La semaine dernière, deux ministres bulgares sont tombés pour corruption sur fond de pétrole. A Bucarest, une bonne partie de l’opinion et les intellectuels voient des manigances russes (et gazières) derrière la suspension du président Bãsescu.
En Bulgarie et en Roumanie, la nouvelle classe dirigeante adémocratique n’a pas encore pris le pouvoir, mais elle s’y efforce, sans craindre la contradiction: porter aux nues l’alliance américaine ou l’entrée dans l’Europe, ce qui n’a jamais empêché personne de trafiquer à gauche et à droite.
En Serbie, où les dirigeants sont plus rustres et nettement plus stupides, ils brandissent bien haut le drapeau du panslavisme, certains qu’ils sont de l’amour indéfectible que leur porte Vladimir Poutine.
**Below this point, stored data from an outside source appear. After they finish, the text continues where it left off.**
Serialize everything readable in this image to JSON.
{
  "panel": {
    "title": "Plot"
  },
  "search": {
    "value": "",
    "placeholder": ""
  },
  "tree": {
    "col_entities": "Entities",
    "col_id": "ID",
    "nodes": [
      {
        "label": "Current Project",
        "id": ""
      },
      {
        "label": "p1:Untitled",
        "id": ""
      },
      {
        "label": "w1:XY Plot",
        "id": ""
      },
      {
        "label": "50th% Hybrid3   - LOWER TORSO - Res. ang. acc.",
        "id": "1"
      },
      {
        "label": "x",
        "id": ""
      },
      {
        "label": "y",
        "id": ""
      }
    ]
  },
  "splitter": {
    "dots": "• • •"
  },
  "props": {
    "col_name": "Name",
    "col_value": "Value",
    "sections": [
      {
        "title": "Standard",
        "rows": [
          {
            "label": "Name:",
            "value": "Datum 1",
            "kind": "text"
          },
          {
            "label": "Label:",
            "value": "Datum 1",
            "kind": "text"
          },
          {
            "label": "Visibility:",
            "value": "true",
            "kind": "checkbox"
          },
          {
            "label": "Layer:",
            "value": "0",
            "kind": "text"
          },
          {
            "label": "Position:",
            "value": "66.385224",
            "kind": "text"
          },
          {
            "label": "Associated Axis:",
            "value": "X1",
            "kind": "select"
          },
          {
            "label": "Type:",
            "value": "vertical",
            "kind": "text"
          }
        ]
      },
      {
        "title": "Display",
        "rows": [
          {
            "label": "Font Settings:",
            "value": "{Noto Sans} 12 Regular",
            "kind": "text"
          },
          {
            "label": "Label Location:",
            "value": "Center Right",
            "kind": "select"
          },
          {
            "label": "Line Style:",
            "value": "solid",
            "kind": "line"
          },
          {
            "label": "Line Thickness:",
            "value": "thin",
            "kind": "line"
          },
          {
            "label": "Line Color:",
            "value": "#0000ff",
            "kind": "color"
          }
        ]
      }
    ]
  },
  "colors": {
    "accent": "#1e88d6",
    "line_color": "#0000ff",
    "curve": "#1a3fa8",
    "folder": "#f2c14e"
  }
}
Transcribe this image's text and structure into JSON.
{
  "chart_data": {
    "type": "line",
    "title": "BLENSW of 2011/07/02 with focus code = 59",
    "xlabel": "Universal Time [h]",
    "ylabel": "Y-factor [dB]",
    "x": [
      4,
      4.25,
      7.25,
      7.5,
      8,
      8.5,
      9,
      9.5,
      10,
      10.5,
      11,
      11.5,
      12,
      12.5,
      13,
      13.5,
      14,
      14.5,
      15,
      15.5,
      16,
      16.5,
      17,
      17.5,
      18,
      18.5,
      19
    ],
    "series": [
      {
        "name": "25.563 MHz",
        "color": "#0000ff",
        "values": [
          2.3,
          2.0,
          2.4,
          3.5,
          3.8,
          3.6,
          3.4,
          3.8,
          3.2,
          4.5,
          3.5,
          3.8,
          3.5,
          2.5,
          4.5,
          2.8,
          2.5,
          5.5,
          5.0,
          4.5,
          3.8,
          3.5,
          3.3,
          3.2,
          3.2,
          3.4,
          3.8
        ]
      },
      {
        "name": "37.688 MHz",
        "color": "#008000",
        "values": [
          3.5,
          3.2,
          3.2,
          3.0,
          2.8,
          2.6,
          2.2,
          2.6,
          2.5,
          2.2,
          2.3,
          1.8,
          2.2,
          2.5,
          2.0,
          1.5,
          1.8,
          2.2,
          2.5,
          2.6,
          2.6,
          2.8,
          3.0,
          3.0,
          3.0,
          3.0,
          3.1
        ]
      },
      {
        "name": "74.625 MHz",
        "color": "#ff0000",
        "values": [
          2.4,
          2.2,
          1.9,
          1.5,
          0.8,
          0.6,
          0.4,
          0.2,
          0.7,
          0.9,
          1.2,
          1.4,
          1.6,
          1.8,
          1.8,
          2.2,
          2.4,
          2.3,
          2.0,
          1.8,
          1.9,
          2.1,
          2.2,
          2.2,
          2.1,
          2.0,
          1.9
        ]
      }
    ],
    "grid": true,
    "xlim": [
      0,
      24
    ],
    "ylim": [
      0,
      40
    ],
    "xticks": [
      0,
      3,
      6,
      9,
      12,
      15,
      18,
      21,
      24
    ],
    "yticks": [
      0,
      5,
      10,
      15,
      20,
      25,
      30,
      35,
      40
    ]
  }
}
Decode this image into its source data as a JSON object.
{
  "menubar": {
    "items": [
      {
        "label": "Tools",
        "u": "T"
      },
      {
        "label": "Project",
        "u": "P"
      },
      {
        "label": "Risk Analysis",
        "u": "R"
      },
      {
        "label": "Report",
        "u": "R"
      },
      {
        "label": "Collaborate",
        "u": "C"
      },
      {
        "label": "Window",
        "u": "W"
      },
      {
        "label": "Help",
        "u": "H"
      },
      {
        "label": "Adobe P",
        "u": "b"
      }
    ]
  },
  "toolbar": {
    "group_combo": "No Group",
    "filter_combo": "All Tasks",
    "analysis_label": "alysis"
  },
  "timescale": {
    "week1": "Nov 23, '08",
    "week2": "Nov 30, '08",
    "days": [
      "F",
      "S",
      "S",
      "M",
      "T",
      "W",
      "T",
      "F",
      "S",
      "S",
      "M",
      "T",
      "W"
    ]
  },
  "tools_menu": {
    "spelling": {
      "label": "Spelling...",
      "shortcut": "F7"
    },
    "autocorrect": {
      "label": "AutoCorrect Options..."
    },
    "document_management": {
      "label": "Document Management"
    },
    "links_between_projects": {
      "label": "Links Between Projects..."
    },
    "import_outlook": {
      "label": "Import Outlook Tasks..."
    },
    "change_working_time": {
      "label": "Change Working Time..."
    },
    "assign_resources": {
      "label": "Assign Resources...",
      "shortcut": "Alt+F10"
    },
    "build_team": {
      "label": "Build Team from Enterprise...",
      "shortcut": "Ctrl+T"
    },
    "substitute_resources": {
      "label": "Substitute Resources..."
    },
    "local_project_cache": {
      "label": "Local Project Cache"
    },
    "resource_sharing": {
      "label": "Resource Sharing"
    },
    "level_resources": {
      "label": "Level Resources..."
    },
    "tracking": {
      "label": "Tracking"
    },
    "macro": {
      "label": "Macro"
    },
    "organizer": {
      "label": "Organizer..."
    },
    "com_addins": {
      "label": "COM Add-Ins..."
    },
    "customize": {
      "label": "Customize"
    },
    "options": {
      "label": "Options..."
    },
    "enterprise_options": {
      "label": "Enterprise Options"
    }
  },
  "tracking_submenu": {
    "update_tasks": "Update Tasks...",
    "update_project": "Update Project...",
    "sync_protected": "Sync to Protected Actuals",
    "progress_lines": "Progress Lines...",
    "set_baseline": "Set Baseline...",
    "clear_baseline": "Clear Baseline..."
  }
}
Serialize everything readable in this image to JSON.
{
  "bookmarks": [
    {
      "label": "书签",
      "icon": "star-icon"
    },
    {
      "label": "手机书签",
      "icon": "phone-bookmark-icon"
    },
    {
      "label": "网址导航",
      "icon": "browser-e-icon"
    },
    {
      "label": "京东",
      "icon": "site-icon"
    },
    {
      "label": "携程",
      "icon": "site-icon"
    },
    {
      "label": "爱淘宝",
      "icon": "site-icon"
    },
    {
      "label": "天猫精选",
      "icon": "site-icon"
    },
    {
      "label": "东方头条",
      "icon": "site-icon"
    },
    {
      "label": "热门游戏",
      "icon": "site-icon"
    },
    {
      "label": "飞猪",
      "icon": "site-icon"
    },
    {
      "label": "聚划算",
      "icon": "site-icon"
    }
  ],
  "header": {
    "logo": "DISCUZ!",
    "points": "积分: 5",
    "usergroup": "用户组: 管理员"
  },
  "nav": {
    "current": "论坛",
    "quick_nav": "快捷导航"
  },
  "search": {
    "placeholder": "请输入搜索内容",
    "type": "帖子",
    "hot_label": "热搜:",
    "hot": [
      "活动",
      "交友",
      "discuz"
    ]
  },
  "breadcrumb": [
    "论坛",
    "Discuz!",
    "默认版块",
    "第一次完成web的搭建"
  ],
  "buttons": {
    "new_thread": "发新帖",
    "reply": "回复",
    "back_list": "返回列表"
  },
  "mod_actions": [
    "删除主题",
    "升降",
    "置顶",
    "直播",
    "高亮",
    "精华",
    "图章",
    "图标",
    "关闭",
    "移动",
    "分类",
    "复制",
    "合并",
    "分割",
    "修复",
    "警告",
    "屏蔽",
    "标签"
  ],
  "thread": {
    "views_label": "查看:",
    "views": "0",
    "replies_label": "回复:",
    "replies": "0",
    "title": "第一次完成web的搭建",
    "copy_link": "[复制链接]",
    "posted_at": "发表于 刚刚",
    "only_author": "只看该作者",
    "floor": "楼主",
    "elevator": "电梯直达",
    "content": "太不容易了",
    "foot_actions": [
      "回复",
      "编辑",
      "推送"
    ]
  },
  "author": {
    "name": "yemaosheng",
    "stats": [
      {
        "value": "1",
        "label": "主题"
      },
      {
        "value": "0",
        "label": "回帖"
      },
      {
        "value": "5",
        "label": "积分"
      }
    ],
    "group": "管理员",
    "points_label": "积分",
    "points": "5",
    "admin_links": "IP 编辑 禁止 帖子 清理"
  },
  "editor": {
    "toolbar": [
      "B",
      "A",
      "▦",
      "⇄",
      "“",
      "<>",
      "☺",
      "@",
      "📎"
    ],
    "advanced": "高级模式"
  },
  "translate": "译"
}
Mais ils oublient que ce dernier est en campagne électorale, que demain ses priorités ne seront plus les mêmes, que la Serbie n’aura pas retrouvé une assise pour autant.
Ce retour en force de la Russie sur la scène politique est-européenne est évidemment vécu avec une certaine angoisse par ceux qui espéraient la page définitivement tournée. L’inquiétude est d’autant plus justifiées qu’entre Napoléon et la Première guerre mondiale, la Question d’Orient provoqua plusieurs guerres locales.
Hélas! On ne se débarrasse pas facilement d’un voisin aussi encombrant. Vu les rapports de force, il est encore plus difficile de l’empêcher de s’ébrouer.